The annual Women’s March took place at Nathan Phillips Square in Downtown Toronto. The international movement, which brought out tens of thousands of people out to march globally, happened the same day.
The first Women’s March was in 2017 in Washington D.C, shortly after the inauguration of President Donald Trump. The movement has quickly become a symbol in demanding the advancement of women’s rights and protecting other vulnerable groups.
This year, Mia Santos, 21, self-proclaimed feminist and third-year student at Ryerson University, braved the sub-freezing temperatures to show her stance against Ford’s policies.
“I attended the women’s march to show my support for the women who have, for far too long, been oppressed by male power. I had to at least make an effort to claim my rights back from Doug Ford and from anybody who threatens my rights as a woman.” she says.
The premier, who is known for his documented history of misogyny, has introduced policies that have gained backlash from several advocacy groups in Toronto.
These policies include cancelling the minimum wage increase to $15 and equal pay protections. His latest policy, which makes major changes to post-secondary education tuition and funding, was also an issue raised during the march.

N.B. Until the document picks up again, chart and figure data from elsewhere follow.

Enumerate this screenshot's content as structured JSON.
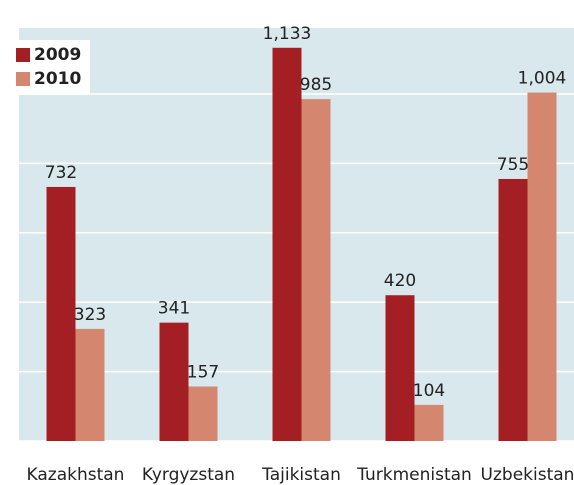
{
  "chart_data": {
    "type": "bar",
    "categories": [
      "Kazakhstan",
      "Kyrgyzstan",
      "Tajikistan",
      "Turkmenistan",
      "Uzbekistan"
    ],
    "series": [
      {
        "name": "2009",
        "color": "#a31f24",
        "values": [
          732,
          341,
          1133,
          420,
          755
        ],
        "value_labels": [
          "732",
          "341",
          "1,133",
          "420",
          "755"
        ]
      },
      {
        "name": "2010",
        "color": "#d4866f",
        "values": [
          323,
          157,
          985,
          104,
          1004
        ],
        "value_labels": [
          "323",
          "157",
          "985",
          "104",
          "1,004"
        ]
      }
    ],
    "ylim": [
      0,
      1190
    ],
    "yticks": [
      0,
      200,
      400,
      600,
      800,
      1000
    ],
    "grid": true,
    "legend": "upper left"
  }
}
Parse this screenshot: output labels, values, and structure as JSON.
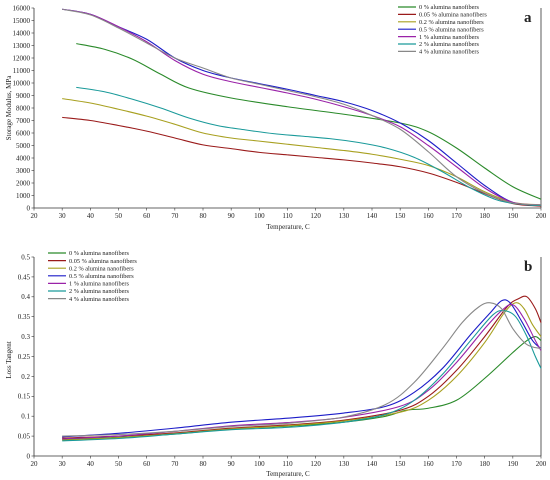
{
  "chart_data": [
    {
      "type": "line",
      "panel_label": "a",
      "xlabel": "Temperature, C",
      "ylabel": "Storage Modulus, MPa",
      "xlim": [
        20,
        200
      ],
      "ylim": [
        0,
        16000
      ],
      "xticks": [
        "20",
        "30",
        "40",
        "50",
        "60",
        "70",
        "80",
        "90",
        "100",
        "110",
        "120",
        "130",
        "140",
        "150",
        "160",
        "170",
        "180",
        "190",
        "200"
      ],
      "yticks": [
        "0",
        "1000",
        "2000",
        "3000",
        "4000",
        "5000",
        "6000",
        "7000",
        "8000",
        "9000",
        "10000",
        "11000",
        "12000",
        "13000",
        "14000",
        "15000",
        "16000"
      ],
      "legend_position": "top-right",
      "series": [
        {
          "name": "0 % alumina nanofibers",
          "color": "#2a8a2a",
          "points": [
            [
              35,
              13150
            ],
            [
              45,
              12700
            ],
            [
              55,
              11900
            ],
            [
              65,
              10700
            ],
            [
              75,
              9600
            ],
            [
              90,
              8800
            ],
            [
              110,
              8100
            ],
            [
              130,
              7500
            ],
            [
              150,
              6800
            ],
            [
              160,
              6100
            ],
            [
              170,
              4800
            ],
            [
              180,
              3200
            ],
            [
              190,
              1700
            ],
            [
              200,
              700
            ]
          ]
        },
        {
          "name": "0.05 % alumina nanofibers",
          "color": "#9a1a1a",
          "points": [
            [
              30,
              7250
            ],
            [
              40,
              7000
            ],
            [
              50,
              6600
            ],
            [
              60,
              6150
            ],
            [
              70,
              5600
            ],
            [
              80,
              5050
            ],
            [
              90,
              4750
            ],
            [
              100,
              4450
            ],
            [
              110,
              4250
            ],
            [
              120,
              4050
            ],
            [
              130,
              3850
            ],
            [
              140,
              3600
            ],
            [
              150,
              3300
            ],
            [
              160,
              2800
            ],
            [
              170,
              2050
            ],
            [
              180,
              1150
            ],
            [
              190,
              350
            ],
            [
              200,
              150
            ]
          ]
        },
        {
          "name": "0.2 % alumina nanofibers",
          "color": "#a8a020",
          "points": [
            [
              30,
              8750
            ],
            [
              40,
              8400
            ],
            [
              50,
              7900
            ],
            [
              60,
              7350
            ],
            [
              70,
              6700
            ],
            [
              80,
              6000
            ],
            [
              90,
              5600
            ],
            [
              100,
              5350
            ],
            [
              110,
              5100
            ],
            [
              120,
              4850
            ],
            [
              130,
              4600
            ],
            [
              140,
              4300
            ],
            [
              150,
              3900
            ],
            [
              160,
              3400
            ],
            [
              170,
              2500
            ],
            [
              180,
              1300
            ],
            [
              190,
              450
            ],
            [
              200,
              250
            ]
          ]
        },
        {
          "name": "0.5 % alumina nanofibers",
          "color": "#1c1cc8",
          "points": [
            [
              30,
              15900
            ],
            [
              40,
              15500
            ],
            [
              50,
              14500
            ],
            [
              60,
              13500
            ],
            [
              70,
              12000
            ],
            [
              80,
              11000
            ],
            [
              90,
              10400
            ],
            [
              100,
              9950
            ],
            [
              110,
              9500
            ],
            [
              120,
              9000
            ],
            [
              130,
              8500
            ],
            [
              140,
              7800
            ],
            [
              150,
              6800
            ],
            [
              160,
              5400
            ],
            [
              170,
              3600
            ],
            [
              180,
              1800
            ],
            [
              190,
              450
            ],
            [
              200,
              200
            ]
          ]
        },
        {
          "name": "1 % alumina nanofibers",
          "color": "#9a22a8",
          "points": [
            [
              30,
              15900
            ],
            [
              40,
              15500
            ],
            [
              50,
              14500
            ],
            [
              60,
              13300
            ],
            [
              70,
              11800
            ],
            [
              80,
              10700
            ],
            [
              90,
              10100
            ],
            [
              100,
              9650
            ],
            [
              110,
              9200
            ],
            [
              120,
              8700
            ],
            [
              130,
              8100
            ],
            [
              140,
              7400
            ],
            [
              150,
              6500
            ],
            [
              160,
              5000
            ],
            [
              170,
              3300
            ],
            [
              180,
              1600
            ],
            [
              190,
              450
            ],
            [
              200,
              250
            ]
          ]
        },
        {
          "name": "2 % alumina nanofibers",
          "color": "#1a9a9a",
          "points": [
            [
              35,
              9650
            ],
            [
              45,
              9300
            ],
            [
              55,
              8700
            ],
            [
              65,
              8000
            ],
            [
              75,
              7200
            ],
            [
              85,
              6600
            ],
            [
              95,
              6250
            ],
            [
              105,
              5950
            ],
            [
              115,
              5750
            ],
            [
              125,
              5550
            ],
            [
              135,
              5250
            ],
            [
              145,
              4800
            ],
            [
              155,
              4050
            ],
            [
              165,
              2900
            ],
            [
              175,
              1600
            ],
            [
              185,
              600
            ],
            [
              195,
              250
            ],
            [
              200,
              200
            ]
          ]
        },
        {
          "name": "4 % alumina nanofibers",
          "color": "#888888",
          "points": [
            [
              30,
              15900
            ],
            [
              40,
              15450
            ],
            [
              50,
              14400
            ],
            [
              60,
              13200
            ],
            [
              70,
              12000
            ],
            [
              80,
              11200
            ],
            [
              90,
              10400
            ],
            [
              100,
              9900
            ],
            [
              110,
              9400
            ],
            [
              120,
              8900
            ],
            [
              130,
              8300
            ],
            [
              140,
              7400
            ],
            [
              150,
              6300
            ],
            [
              160,
              4500
            ],
            [
              170,
              2500
            ],
            [
              180,
              1200
            ],
            [
              190,
              400
            ],
            [
              200,
              250
            ]
          ]
        }
      ]
    },
    {
      "type": "line",
      "panel_label": "b",
      "xlabel": "Temperature, C",
      "ylabel": "Loss Tangent",
      "xlim": [
        20,
        200
      ],
      "ylim": [
        0,
        0.5
      ],
      "xticks": [
        "20",
        "30",
        "40",
        "50",
        "60",
        "70",
        "80",
        "90",
        "100",
        "110",
        "120",
        "130",
        "140",
        "150",
        "160",
        "170",
        "180",
        "190",
        "200"
      ],
      "yticks": [
        "0",
        "0.05",
        "0.1",
        "0.15",
        "0.2",
        "0.25",
        "0.3",
        "0.35",
        "0.4",
        "0.45",
        "0.5"
      ],
      "legend_position": "top-left",
      "series": [
        {
          "name": "0 % alumina nanofibers",
          "color": "#2a8a2a",
          "points": [
            [
              30,
              0.042
            ],
            [
              50,
              0.047
            ],
            [
              70,
              0.055
            ],
            [
              90,
              0.068
            ],
            [
              110,
              0.075
            ],
            [
              130,
              0.085
            ],
            [
              145,
              0.1
            ],
            [
              152,
              0.115
            ],
            [
              160,
              0.12
            ],
            [
              170,
              0.14
            ],
            [
              180,
              0.195
            ],
            [
              190,
              0.26
            ],
            [
              195,
              0.29
            ],
            [
              198,
              0.3
            ],
            [
              200,
              0.29
            ]
          ]
        },
        {
          "name": "0.05 % alumina nanofibers",
          "color": "#9a1a1a",
          "points": [
            [
              30,
              0.045
            ],
            [
              50,
              0.05
            ],
            [
              70,
              0.058
            ],
            [
              90,
              0.07
            ],
            [
              110,
              0.078
            ],
            [
              130,
              0.09
            ],
            [
              150,
              0.115
            ],
            [
              160,
              0.15
            ],
            [
              170,
              0.215
            ],
            [
              180,
              0.3
            ],
            [
              188,
              0.375
            ],
            [
              192,
              0.395
            ],
            [
              195,
              0.4
            ],
            [
              198,
              0.37
            ],
            [
              200,
              0.335
            ]
          ]
        },
        {
          "name": "0.2 % alumina nanofibers",
          "color": "#a8a020",
          "points": [
            [
              30,
              0.04
            ],
            [
              50,
              0.046
            ],
            [
              70,
              0.056
            ],
            [
              90,
              0.068
            ],
            [
              110,
              0.076
            ],
            [
              130,
              0.088
            ],
            [
              150,
              0.11
            ],
            [
              160,
              0.14
            ],
            [
              170,
              0.2
            ],
            [
              180,
              0.285
            ],
            [
              187,
              0.36
            ],
            [
              191,
              0.385
            ],
            [
              194,
              0.37
            ],
            [
              197,
              0.33
            ],
            [
              200,
              0.3
            ]
          ]
        },
        {
          "name": "0.5 % alumina nanofibers",
          "color": "#1c1cc8",
          "points": [
            [
              30,
              0.048
            ],
            [
              50,
              0.057
            ],
            [
              70,
              0.07
            ],
            [
              90,
              0.085
            ],
            [
              110,
              0.095
            ],
            [
              130,
              0.108
            ],
            [
              145,
              0.125
            ],
            [
              155,
              0.16
            ],
            [
              165,
              0.22
            ],
            [
              175,
              0.305
            ],
            [
              182,
              0.36
            ],
            [
              186,
              0.39
            ],
            [
              189,
              0.385
            ],
            [
              193,
              0.34
            ],
            [
              197,
              0.29
            ],
            [
              200,
              0.27
            ]
          ]
        },
        {
          "name": "1 % alumina nanofibers",
          "color": "#9a22a8",
          "points": [
            [
              30,
              0.043
            ],
            [
              50,
              0.05
            ],
            [
              70,
              0.062
            ],
            [
              90,
              0.076
            ],
            [
              110,
              0.084
            ],
            [
              130,
              0.097
            ],
            [
              150,
              0.125
            ],
            [
              160,
              0.165
            ],
            [
              170,
              0.235
            ],
            [
              180,
              0.32
            ],
            [
              186,
              0.365
            ],
            [
              190,
              0.38
            ],
            [
              194,
              0.345
            ],
            [
              198,
              0.29
            ],
            [
              200,
              0.265
            ]
          ]
        },
        {
          "name": "2 % alumina nanofibers",
          "color": "#1a9a9a",
          "points": [
            [
              30,
              0.038
            ],
            [
              50,
              0.044
            ],
            [
              70,
              0.055
            ],
            [
              90,
              0.066
            ],
            [
              110,
              0.072
            ],
            [
              130,
              0.085
            ],
            [
              145,
              0.105
            ],
            [
              155,
              0.14
            ],
            [
              165,
              0.205
            ],
            [
              175,
              0.29
            ],
            [
              183,
              0.355
            ],
            [
              187,
              0.365
            ],
            [
              191,
              0.35
            ],
            [
              195,
              0.3
            ],
            [
              198,
              0.25
            ],
            [
              200,
              0.22
            ]
          ]
        },
        {
          "name": "4 % alumina nanofibers",
          "color": "#888888",
          "points": [
            [
              30,
              0.05
            ],
            [
              50,
              0.054
            ],
            [
              70,
              0.062
            ],
            [
              90,
              0.074
            ],
            [
              110,
              0.082
            ],
            [
              130,
              0.098
            ],
            [
              145,
              0.13
            ],
            [
              155,
              0.185
            ],
            [
              165,
              0.27
            ],
            [
              172,
              0.335
            ],
            [
              178,
              0.375
            ],
            [
              182,
              0.385
            ],
            [
              186,
              0.37
            ],
            [
              190,
              0.32
            ],
            [
              195,
              0.28
            ],
            [
              200,
              0.27
            ]
          ]
        }
      ]
    }
  ]
}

“We were making some progress in closing the wage gap, but he ruined that. His policies clearly speak for him as a person and politician. He thinks very little of women and for people who don’t have money.” Santos says.

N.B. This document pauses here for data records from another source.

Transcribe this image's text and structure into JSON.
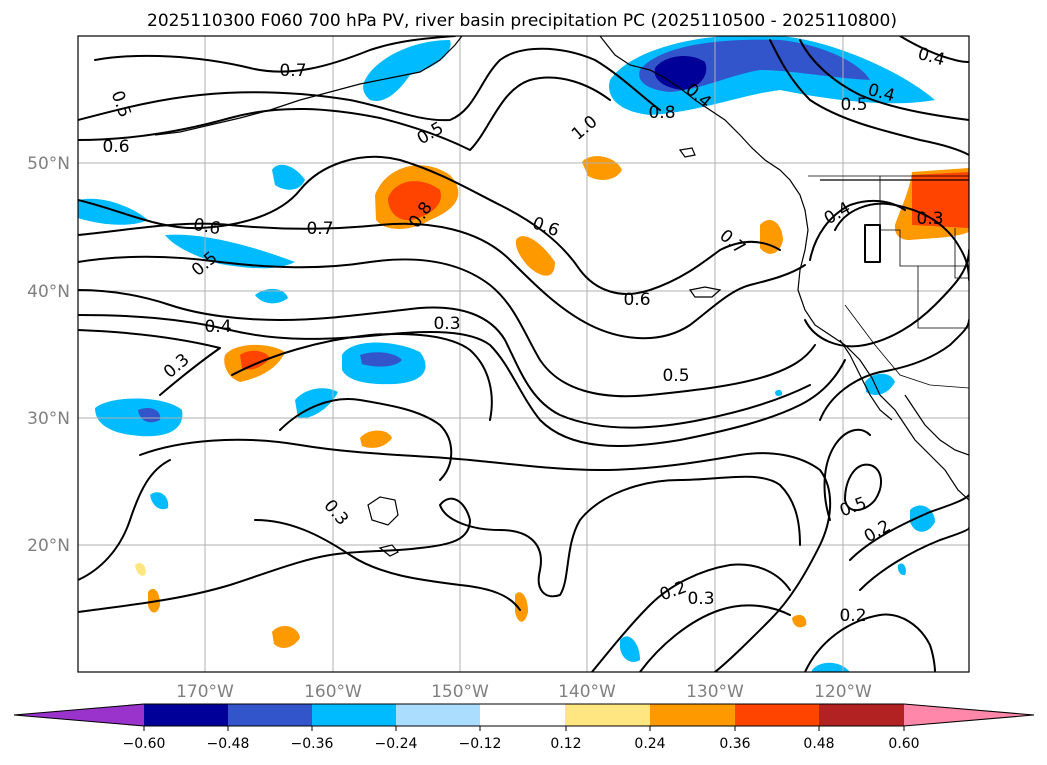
{
  "title": "2025110300 F060 700 hPa PV, river basin precipitation PC (2025110500 - 2025110800)",
  "map": {
    "lon_ticks": [
      "170°W",
      "160°W",
      "150°W",
      "140°W",
      "130°W",
      "120°W"
    ],
    "lat_ticks": [
      "50°N",
      "40°N",
      "30°N",
      "20°N"
    ]
  },
  "contour_labels": [
    "0.7",
    "0.5",
    "0.6",
    "0.5",
    "1.0",
    "0.8",
    "0.4",
    "0.5",
    "0.4",
    "0.6",
    "0.7",
    "0.5",
    "0.8",
    "0.6",
    "0.7",
    "0.6",
    "0.3",
    "0.4",
    "0.3",
    "0.4",
    "0.3",
    "0.5",
    "0.3",
    "0.5",
    "0.2",
    "0.2",
    "0.3",
    "0.2"
  ],
  "colorbar": {
    "ticks": [
      "−0.60",
      "−0.48",
      "−0.36",
      "−0.24",
      "−0.12",
      "0.12",
      "0.24",
      "0.36",
      "0.48",
      "0.60"
    ],
    "colors": [
      "#9933cc",
      "#000099",
      "#3355cc",
      "#00bbff",
      "#aaddff",
      "#ffffff",
      "#ffe680",
      "#ff9900",
      "#ff4400",
      "#b22222",
      "#ff88aa"
    ]
  },
  "palette": {
    "neg_strong": "#000099",
    "neg_mid": "#3355cc",
    "neg": "#00bbff",
    "neg_weak": "#aaddff",
    "pos_weak": "#ffe680",
    "pos": "#ff9900",
    "pos_mid": "#ff4400"
  }
}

As a city councillor, Ford was allegedly known to show hostile behaviour to female coworkers and reporters. His government also relies on the support of anti-choice conservatives, which remains a concerning issue for women’s rights advocates.
“Taking away a woman’s rights to her body, including limiting access to abortion is extremely dangerous to the woman’s physical health and especially her mental health, which the government is cutting funds for as well.” says Santos
Daniela Bazzano, a University of Toronto Bachelor of Arts graduate, who also specialized in gender studies, says, “Women are sick and tired of not being valued. Women of colour are sick and tired of not being valued. Trans women are sick are tired of not being valued. Now that some of biggest leaders of the free world are open misogynists, it’s time to start fighting back.”

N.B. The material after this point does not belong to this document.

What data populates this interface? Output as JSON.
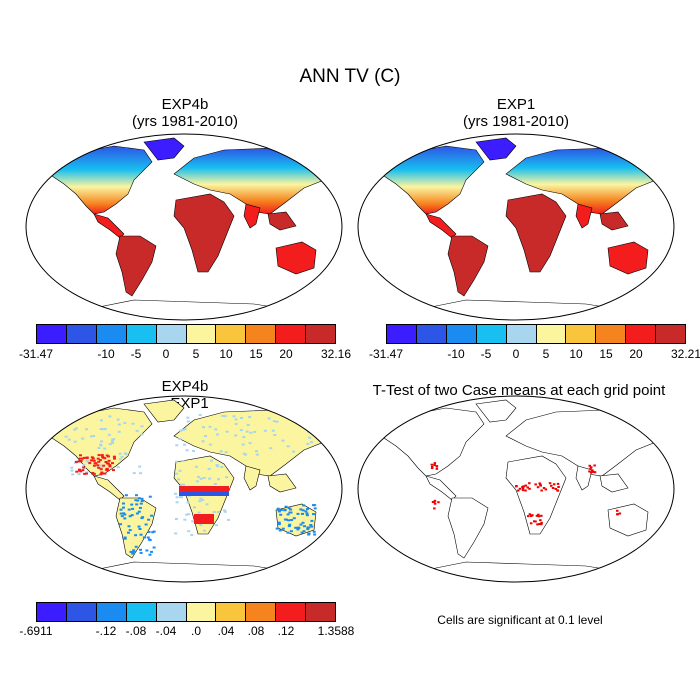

One promise Ford made during his campaign in 2018 included the removal of the LGBTQ-positive sex-ed curriculum introduced by Kathleen Wynne and the previous Liberal government.
Ford has since replaced the curriculum with the previous one that was last updated in 1998, he plans to keep it in place until his government can come up with a more “age-appropriate” curriculum.
“It [curriculum change] hurts women who don’t openly identify as women yet. Not all women have the same genitalia and I think it’s important that young people grow up learning to accept one another for our differences. Removing this from curriculum is going to stop the inclusion of children who might feel different from their classmates,” Bazzano says.
Ford’s government has yet to release the new curriculum, which they say they are working on with parents. The current curriculum does not include information about same-sex relationships and cyber safety.
According to Bazzano, there are still various challenges that the fight for gender equality faces and it is important to remember the fight for gender equality benefits both men and women.
“There is still an opposition that it [gender inequality] doesn’t exist. Gender equality fights for all genders on the spectrum and challenges they both face.”
She is also encouraging young people to participate in social movements, and to advocate for equal rights any way they can.
“I think it’s important for events like the Women’s March to happen because it lets everyone know they aren’t alone in their struggle. There is an entire community ready to march and protest for their rights. Participating in these movements gets you involved in your own community and to help make change.”